Shocking True Tales of Austerity: Bleak Growth Outlook Leads to Loss of Investor Confidence in Irish Debt

As you can see from Ireland, budget austerity doesn’t reassure financial markets if austerity doesn’t lead to growth:

The Moody’s agency cut Ireland’s credit rating Monday, citing the country’s swelling national debt, the unpredictable cost of its bank-bailout plans and its weak growth prospects for the next three to five years.

Shares on the Irish Stock Exchange slumped after Dietmar Hornung, Moody’s lead analyst for Ireland, announced that the New York-based agency was dropping its credit-worthiness rating one notch to Aa2. Moody’s previously cut Ireland’s rating to Aa1 from the top grade, Aaa, in July 2009 as Ireland plunged into its worst recession since the Great Depression of the 1930s.

To be clear, I don’t blame Irish policymakers. There are two paths to recovery for countries hit by a sharp negative shock. One, appropriate to small economies with floating currencies is austerity and currency devaluation. The other, appropriate to large economies that can borrow in their own currency is expansionary fiscal policy to bolster growth. New Zealand and Sweden fit the first model. The US and Japan fit the second model. Sometimes you get a country like the UK that seems to be an intermediate case. And then you have the sad case of the Eurofringe — small economies tethered to a German-dominated currency union.
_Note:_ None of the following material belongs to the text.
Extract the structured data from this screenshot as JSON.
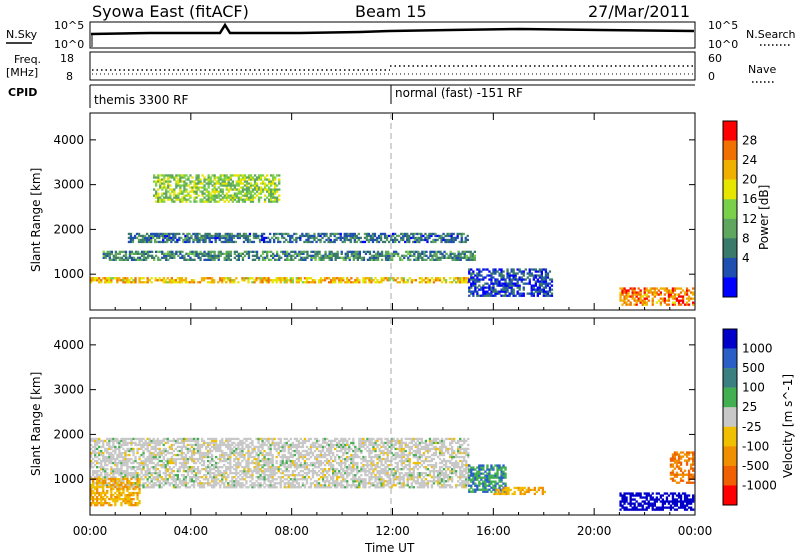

Citizens of such countries are, as best I can tell, just doomed. Austerity under these circumstances is self-defeating, but likely less self-defeating than any alternatives. Their only hopes of recovery are either substantial fiscal transfers from economically healthier states, which is not going to happen, or else monetary policy that’s geared to their needs rather than to the needs of Germany, which is also not going to happen.


If you read Jean-Claude Trichet’s recent interview with French newspaper Libération the paper keeps trying to press him on this point and his answers underscore the fact that the Euro is really a political project rather than an economic one. Which is fine as far as it goes, but the fact is that it doesn’t make a ton of sense economically and its architects aren’t doing what would need to be done to make it work.

The United States, however, is not Ireland. We can avoid this fate with fiscal and monetary expansion. People want to lend money to countries that are going to grow.